Let $X$ and $A$ be topological spaces. Endow $X\times X$ with the product topology. Let $$f\colon X\times X\to A$$ be a (not necessarily continuous) map.
For each $x\in X$, define functions $f_{1,x},f_{2,x}\colon X\to A$ by $$f_{1,x}(y)=f(x,y),$$ $$f_{2,x}(y)=f(y,x).$$
Question: Is it true that $f$ is continuous if and only if $f_{1,x}$ and $f_{2,x}$ are continuous for all $x\in X$?

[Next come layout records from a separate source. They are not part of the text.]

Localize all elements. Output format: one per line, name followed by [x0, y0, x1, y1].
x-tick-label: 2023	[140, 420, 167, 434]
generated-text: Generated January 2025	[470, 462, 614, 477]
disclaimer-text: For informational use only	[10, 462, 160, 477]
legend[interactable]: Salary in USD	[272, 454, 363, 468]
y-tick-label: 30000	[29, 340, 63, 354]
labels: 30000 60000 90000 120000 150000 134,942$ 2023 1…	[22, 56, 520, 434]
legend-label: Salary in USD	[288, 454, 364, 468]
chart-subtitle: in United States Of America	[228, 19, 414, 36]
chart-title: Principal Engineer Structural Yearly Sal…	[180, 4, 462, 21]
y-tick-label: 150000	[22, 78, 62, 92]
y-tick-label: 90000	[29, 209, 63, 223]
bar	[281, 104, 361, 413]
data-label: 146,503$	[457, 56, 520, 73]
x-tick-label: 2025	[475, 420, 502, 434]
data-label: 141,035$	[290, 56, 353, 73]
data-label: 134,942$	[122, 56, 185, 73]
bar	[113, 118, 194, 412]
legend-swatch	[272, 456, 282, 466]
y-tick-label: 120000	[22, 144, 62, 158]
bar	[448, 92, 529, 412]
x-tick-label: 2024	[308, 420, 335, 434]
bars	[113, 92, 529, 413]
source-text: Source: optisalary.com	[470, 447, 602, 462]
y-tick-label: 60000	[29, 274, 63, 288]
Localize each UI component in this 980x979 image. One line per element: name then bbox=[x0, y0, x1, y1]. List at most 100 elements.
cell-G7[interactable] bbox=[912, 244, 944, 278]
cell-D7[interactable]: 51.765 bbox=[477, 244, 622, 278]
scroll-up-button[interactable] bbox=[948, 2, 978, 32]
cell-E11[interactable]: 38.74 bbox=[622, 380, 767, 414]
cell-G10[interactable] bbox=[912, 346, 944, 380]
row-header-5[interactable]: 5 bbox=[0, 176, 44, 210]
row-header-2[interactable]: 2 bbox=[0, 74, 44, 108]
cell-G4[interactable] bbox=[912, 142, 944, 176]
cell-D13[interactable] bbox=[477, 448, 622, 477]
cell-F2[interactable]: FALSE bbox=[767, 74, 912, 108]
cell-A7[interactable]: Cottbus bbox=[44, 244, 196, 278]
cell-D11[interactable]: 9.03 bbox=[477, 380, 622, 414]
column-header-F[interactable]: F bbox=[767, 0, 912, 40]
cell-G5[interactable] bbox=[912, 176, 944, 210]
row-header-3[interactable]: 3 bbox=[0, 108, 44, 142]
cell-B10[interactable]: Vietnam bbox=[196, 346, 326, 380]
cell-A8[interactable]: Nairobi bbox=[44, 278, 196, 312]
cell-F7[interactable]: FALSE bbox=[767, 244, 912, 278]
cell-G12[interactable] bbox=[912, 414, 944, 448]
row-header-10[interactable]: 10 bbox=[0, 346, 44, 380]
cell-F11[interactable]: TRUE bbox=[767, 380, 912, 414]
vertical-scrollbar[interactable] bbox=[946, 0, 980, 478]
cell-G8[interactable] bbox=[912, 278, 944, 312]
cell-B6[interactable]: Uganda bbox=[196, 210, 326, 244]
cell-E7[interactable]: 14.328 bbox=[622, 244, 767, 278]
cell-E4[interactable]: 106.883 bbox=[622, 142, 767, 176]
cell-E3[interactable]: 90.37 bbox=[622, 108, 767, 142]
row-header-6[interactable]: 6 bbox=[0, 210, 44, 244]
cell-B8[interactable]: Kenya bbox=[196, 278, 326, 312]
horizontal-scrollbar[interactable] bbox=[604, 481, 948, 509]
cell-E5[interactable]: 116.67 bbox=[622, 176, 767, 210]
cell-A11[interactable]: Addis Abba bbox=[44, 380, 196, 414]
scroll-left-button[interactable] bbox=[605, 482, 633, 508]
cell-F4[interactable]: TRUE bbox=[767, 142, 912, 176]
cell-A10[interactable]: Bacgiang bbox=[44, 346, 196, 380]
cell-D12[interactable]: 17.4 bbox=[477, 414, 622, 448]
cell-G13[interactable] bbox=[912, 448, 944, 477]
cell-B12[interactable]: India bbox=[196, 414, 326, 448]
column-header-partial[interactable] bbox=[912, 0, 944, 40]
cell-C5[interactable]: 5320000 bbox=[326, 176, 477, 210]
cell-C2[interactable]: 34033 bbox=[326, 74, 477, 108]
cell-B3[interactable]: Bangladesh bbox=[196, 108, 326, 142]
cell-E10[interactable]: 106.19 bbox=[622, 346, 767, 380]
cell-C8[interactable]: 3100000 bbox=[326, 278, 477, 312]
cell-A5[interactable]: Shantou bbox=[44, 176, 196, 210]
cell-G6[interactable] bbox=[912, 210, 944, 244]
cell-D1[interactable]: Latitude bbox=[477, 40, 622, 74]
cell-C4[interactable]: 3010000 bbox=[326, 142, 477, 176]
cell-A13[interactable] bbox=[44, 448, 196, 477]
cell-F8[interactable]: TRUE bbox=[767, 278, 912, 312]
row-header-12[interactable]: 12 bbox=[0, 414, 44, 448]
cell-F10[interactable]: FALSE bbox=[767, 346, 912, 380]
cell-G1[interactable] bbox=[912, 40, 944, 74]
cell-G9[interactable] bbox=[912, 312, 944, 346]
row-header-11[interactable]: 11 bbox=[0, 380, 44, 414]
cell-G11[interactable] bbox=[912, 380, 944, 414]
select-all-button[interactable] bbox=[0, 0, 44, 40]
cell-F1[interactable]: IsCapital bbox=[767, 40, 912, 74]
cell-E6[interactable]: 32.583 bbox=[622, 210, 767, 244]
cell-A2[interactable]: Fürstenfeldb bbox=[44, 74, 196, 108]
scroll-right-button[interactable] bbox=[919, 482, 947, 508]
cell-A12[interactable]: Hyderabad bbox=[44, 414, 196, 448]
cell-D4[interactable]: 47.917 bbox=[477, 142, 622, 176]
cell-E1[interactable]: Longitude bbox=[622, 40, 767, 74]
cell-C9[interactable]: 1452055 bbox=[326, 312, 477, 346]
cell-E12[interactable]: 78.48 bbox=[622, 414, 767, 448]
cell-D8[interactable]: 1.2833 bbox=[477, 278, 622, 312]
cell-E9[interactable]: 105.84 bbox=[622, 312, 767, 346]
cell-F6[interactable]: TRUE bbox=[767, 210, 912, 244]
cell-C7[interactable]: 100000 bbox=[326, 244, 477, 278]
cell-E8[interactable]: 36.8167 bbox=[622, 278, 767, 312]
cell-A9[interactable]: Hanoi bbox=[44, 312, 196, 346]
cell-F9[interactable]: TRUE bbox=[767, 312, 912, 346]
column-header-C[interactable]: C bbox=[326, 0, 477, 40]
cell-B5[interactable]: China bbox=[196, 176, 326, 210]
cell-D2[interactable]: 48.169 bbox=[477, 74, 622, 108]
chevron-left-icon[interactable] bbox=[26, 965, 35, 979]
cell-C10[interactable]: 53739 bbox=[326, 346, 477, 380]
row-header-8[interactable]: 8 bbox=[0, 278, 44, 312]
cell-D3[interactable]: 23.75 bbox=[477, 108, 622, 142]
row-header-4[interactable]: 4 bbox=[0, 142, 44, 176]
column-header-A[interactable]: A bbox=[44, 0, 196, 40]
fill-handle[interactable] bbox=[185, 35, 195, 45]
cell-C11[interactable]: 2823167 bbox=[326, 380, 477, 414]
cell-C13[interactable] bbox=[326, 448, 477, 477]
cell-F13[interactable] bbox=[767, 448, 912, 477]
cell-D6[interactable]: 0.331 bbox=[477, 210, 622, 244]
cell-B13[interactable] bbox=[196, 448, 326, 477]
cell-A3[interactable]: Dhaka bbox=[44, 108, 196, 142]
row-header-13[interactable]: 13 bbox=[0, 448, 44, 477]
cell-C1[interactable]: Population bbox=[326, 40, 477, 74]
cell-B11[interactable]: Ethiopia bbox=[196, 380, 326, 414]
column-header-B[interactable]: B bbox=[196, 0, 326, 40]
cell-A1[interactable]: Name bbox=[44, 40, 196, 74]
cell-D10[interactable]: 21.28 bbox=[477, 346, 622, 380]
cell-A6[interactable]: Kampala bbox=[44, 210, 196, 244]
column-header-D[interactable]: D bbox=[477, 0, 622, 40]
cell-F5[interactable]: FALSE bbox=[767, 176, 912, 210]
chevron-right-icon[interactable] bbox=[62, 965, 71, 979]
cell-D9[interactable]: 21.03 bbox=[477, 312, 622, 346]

Comment: I can see one direction, namely if $f$ is continuous, then so are $f_{1,x}$ and $f_{2,x}$ for all $x$, but I'm not sure about the other direction.
No, that is not enough. The basic problem is that $f_{1, x}$ and $f_{2, x}$ tells you only "continuity in horizontal" and on vertical, and so $f$ might have a "diagonal discontinuity". This is informal, but gives the correct idea.
A counterexample is the following. Let $X=[0, 1]$, and $$ f(x, y)=\begin{cases} 0 & x=0 \text{ or }y=0, \\ \frac{xy}{(x+y)^3} & \text{otherwise} \end{cases} $$ Note that $f$ is not coninuous at $(0,0)$: $f(0,0)=0$ but $f(t,t)=1/8t$ for $t>0$, which diverges.
Now, let's showthat $f_{1,x}$ and $f_{2,x}$ are continuous. By symmetry we will only check the first one. For $x=0$, we have that $f_{1,0}=0$, so there is nothing to check. Otherwise, $$ f_{1,x}(y) = \begin{cases} 0 & y=0 \\ \frac{xy}{(x+y)^3} & y\neq 0. \end{cases} $$ This is clearly continuous for $y\neq 0$ (as $x+y\neq 0$), and for $y =0$ the limit $\lim_{y \to 0} \frac{xy}{(x+y)^3}=\frac{0}{x^3}=0$ as $x \neq 0$.
We get that $f$ is not continuous but the $f_{1,x}, f_{2,x}$ are.